Übrigens: Ich bin ja niemand, der Spiele normalerweise alleine nach ihrem Cover beurteilt, aber alleine das Cover von 007 Legends hinterlässt nicht den Eindruck, als hätte man sich damit auf irgendeine Weise intensiv beschäftigt oder sonderlich viel Mühe gegeben. Und in dem Fall passt das dann leider auch zum Spiel.

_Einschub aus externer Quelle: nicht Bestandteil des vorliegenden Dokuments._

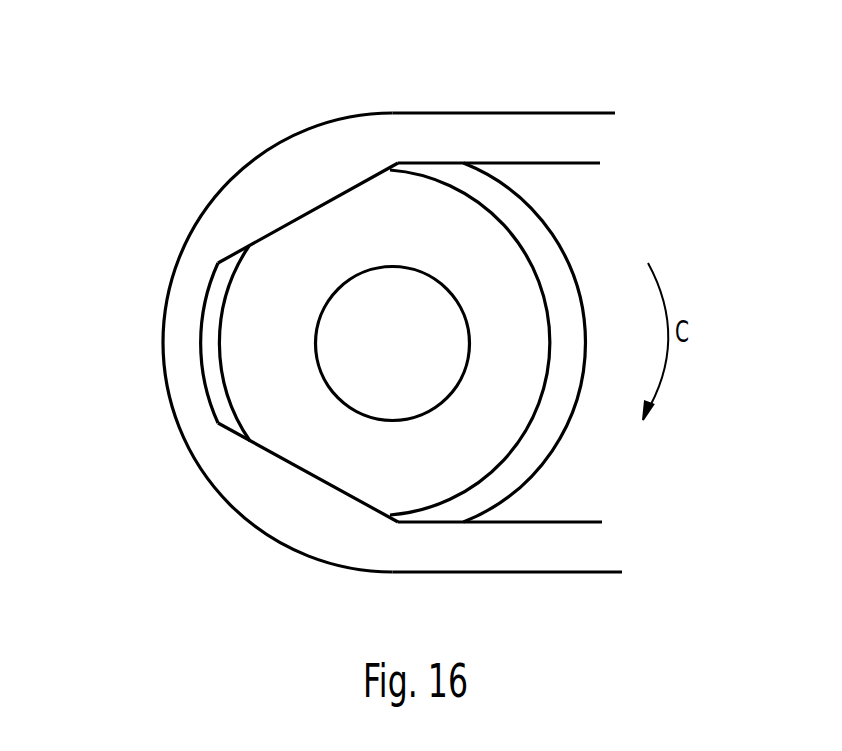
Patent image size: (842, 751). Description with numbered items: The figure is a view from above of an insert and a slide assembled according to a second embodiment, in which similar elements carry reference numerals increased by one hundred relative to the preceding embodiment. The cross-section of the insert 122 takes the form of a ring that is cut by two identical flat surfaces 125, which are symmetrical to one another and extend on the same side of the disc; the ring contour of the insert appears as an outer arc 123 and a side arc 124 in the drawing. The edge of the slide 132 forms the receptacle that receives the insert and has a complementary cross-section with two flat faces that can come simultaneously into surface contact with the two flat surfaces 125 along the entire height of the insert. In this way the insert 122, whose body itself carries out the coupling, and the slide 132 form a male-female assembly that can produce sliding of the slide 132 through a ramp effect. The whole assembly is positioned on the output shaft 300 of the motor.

Ich habe überhaupt nichts gegen Daniel Craig als Bond. Ganz im Gegenteil, ich halte ihn sogar für einen sehr guten Bond-Darsteller. Aber was Activision und Eurocom mit dem immerhin noch guten GoldenEye Reloaded und nun mit 007 Legends machen, wirkt auf mich eher wie eine Verfremdung der Klassiker, die ich einfach in schöner Erinnerung behalten will. Dabei muss das nicht einmal sein. Ich fand Blood Stone auch gerade deswegen ganz gut, weil es eben eine völlig neue Geschichte erzählt, die man ruhig wieder aufgreifen könnte. Dann würde man wenigstens die Klassiker endlich in Frieden lassen.
Aber auch ansonsten stimmt hier hinten und vorne nicht viel. Ob es nun hauptsächlich am Konzept, am Mangel von Budget oder Zeit lag, ich weiß es nicht. Dass es pünktlich zum Start von Skyfall erscheint, hinterlässt jedenfalls in der Form den bitteren Nachgeschmack eines typischen Lizenzspiels: Schlechte bis mittelmäßige Grafik, nicht sonderlich intelligente KI-Gegner, die oftmals wie ein aufgeschreckter Hühnerhaufen durch die Gegend laufen, kurze Spielzeit und insbesondere ein wenig durchdachtes Konzept, bei dem man nicht weiß, ob die Entwickler nun mehr Stealth oder mehr Action wollten, sich letzten Endes aber einfach nicht zwischen beiden entscheiden konnten. Es war wohl diese Sorte von Deal: "Ein Spiel muss raus, sonst verlieren wir die Lizenz". Da helfen dann auch nette Ideen wie das motivierende Erfahrungspunktesystem oder der ganz gelungene Multiplayer nicht mehr. Immerhin ist es durchgehend spielbar und ansonsten ein zumindest durchschnittliches, wenn auch uninspiriertes Actionspiel, das ohne den bekannten Namen vermutlich gänzlich in der Versenkung verschwinden würde. Ein James Bond verdient jedoch mehr als das.